NIMs moderated a tad by 2bps QoQ to 9.15% (9.17%/ 9.15%/ 8.89%/ 9.09%/ 9.03% in Q1FY23/ Q4/ Q3/ Q2/ Q1FY22). This was purely driven by funding cost rise wherein borrowing cost rose 2bps QoQ to 7.70% (7.68%/ 7.74% / 8.00% / 7.86%/ 7.96% in Q1FY23/ Q4/ Q3/ Q2/ Q1FY22) while yields were stable QoQ at 16.85% (16.85%/ 16.89%/ 16.89% / 16.95% / 16.99% in Q1FY23/ Q4/ Q3/ Q2/ Q1FY22). Company’s rating was upgraded to AA- from A+ by CARE during Q1FY23 We are expecting spreads to settle at >9.5%/>9.0% in FY23E/FY24E, respectively.

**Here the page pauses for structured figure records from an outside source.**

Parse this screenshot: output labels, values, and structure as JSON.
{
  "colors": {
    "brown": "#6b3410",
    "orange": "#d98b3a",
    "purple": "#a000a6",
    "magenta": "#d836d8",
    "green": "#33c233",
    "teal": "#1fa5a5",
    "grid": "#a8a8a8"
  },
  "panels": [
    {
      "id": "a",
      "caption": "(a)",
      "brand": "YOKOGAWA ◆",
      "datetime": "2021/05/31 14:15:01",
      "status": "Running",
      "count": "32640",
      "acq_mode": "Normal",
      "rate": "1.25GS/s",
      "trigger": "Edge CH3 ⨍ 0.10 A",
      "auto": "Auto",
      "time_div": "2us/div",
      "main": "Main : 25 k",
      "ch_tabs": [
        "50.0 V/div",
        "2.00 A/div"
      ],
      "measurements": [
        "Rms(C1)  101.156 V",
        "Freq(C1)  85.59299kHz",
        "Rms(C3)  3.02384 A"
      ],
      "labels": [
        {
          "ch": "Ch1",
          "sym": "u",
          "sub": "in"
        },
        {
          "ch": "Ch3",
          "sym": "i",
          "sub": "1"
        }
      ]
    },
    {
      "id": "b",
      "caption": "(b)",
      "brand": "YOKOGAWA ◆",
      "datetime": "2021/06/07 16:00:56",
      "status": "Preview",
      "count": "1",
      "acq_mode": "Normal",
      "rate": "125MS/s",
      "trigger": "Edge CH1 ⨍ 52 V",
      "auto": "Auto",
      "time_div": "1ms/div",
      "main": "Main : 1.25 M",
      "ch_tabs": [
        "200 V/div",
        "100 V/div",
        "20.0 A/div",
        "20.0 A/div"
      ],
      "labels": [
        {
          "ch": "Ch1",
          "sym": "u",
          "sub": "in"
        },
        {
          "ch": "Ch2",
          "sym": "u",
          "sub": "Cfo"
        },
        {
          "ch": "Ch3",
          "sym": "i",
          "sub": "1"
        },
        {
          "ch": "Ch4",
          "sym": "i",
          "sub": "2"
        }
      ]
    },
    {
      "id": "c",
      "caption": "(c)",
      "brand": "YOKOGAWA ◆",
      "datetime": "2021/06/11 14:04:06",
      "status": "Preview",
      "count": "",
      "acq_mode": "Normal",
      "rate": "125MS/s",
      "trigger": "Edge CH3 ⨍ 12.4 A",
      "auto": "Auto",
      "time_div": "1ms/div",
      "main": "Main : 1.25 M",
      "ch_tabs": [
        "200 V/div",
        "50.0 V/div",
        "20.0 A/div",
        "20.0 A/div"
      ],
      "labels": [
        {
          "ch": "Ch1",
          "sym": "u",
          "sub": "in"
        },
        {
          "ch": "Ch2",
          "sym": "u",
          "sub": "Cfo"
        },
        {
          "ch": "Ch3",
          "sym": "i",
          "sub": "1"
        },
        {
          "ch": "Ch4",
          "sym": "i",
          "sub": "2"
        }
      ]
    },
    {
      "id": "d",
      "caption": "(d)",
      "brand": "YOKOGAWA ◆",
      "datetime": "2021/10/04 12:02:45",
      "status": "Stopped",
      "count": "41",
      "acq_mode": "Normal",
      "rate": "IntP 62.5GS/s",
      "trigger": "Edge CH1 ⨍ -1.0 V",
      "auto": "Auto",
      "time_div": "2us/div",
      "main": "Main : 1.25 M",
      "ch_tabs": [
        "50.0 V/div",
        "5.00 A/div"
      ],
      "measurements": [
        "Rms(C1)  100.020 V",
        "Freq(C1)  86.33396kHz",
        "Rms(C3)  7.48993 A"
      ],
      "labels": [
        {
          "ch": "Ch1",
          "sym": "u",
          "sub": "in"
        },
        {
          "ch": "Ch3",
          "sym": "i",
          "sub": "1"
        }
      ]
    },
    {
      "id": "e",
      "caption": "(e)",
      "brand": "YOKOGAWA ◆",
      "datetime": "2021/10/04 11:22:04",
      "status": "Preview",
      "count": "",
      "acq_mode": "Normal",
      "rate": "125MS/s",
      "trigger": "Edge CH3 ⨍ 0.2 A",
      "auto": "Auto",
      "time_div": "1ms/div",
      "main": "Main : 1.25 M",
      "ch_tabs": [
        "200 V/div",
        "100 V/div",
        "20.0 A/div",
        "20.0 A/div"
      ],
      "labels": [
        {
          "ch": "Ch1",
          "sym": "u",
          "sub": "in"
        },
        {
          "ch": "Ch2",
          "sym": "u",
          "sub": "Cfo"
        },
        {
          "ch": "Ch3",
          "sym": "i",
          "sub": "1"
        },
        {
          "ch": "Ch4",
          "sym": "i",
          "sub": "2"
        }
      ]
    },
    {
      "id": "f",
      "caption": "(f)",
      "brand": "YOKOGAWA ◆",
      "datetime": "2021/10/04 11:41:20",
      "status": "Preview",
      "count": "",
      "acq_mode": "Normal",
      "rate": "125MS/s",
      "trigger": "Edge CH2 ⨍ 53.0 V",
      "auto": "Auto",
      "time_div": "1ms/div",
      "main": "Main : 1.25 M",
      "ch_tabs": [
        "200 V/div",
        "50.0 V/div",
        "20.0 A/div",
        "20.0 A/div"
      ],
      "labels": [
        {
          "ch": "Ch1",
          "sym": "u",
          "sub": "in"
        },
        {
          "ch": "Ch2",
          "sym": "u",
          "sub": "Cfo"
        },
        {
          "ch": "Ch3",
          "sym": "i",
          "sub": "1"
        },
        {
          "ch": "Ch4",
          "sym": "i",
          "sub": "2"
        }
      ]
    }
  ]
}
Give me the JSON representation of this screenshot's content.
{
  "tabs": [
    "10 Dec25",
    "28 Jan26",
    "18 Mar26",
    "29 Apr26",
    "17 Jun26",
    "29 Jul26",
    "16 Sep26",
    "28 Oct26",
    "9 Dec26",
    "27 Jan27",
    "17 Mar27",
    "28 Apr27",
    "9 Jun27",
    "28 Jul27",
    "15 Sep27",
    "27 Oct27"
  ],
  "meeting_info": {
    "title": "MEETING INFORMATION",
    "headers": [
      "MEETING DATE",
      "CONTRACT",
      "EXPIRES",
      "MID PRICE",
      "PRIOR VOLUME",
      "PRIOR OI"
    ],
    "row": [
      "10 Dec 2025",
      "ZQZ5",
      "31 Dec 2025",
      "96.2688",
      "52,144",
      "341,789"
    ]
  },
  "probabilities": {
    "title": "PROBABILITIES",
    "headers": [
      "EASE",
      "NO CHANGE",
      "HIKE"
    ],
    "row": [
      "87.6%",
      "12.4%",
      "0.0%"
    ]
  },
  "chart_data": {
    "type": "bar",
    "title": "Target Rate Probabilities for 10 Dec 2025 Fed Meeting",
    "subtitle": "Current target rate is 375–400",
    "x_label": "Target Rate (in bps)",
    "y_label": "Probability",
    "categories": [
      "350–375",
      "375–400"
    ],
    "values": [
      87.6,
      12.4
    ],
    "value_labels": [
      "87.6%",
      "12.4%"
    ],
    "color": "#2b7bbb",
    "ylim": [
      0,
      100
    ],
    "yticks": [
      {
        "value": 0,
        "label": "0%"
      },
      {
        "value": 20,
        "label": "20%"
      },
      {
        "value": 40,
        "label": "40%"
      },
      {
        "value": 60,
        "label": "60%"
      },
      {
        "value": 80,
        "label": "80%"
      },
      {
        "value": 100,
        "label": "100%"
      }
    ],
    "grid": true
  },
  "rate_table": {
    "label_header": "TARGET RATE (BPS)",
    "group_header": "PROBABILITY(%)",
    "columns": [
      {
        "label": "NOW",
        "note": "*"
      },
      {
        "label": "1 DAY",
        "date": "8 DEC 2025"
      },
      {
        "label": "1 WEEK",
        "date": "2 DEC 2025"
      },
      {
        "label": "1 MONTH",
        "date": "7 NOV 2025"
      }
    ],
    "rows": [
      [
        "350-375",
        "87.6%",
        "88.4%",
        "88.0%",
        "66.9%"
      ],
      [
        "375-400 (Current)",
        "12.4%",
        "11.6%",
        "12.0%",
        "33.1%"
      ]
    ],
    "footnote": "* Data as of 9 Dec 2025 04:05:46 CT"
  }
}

* Opex as anticipated caught up pace led by rise in employee cost; opex to assets up 33bps QoQ: Operating expenses as anticipated witnessed an increase of 36% QoQ and 42% YoY to Rs446mn. As a result, opex to assets improved 33bps QoQ and 3bps YoY to 2.77% (2.44%/ 2.53%/ 2.61%/ 2.74%/ 2.78% in Q1FY23/ Q4FY22/ Q3FY22/ Q2FY22/ Q1FY22). Rise in opex was largely attributed to employee cost which was up 49% QoQ and 38% YoY. Factors driving it include: i) Company’s salary appraisal cycle is May to April and hence, full effect of increments was reflected in Q2FY23, ii) 15% QoQ rise in disbursements also led to higher incentives to sales staff. It added 2 new branches in Q2FY23 and is looking to add another 15 branches in H2, which would keep opex to assets elevated in H2 as well. Overall, we are looking for opex to assets to settle at 2.7%/ 2.6% in FY23E/ FY24E, respectively.

* Key risks: 1) Succession planning, smooth and seamless transition post founderpromoter’s retirement; 2) rebalancing of mix in favour of housing loans.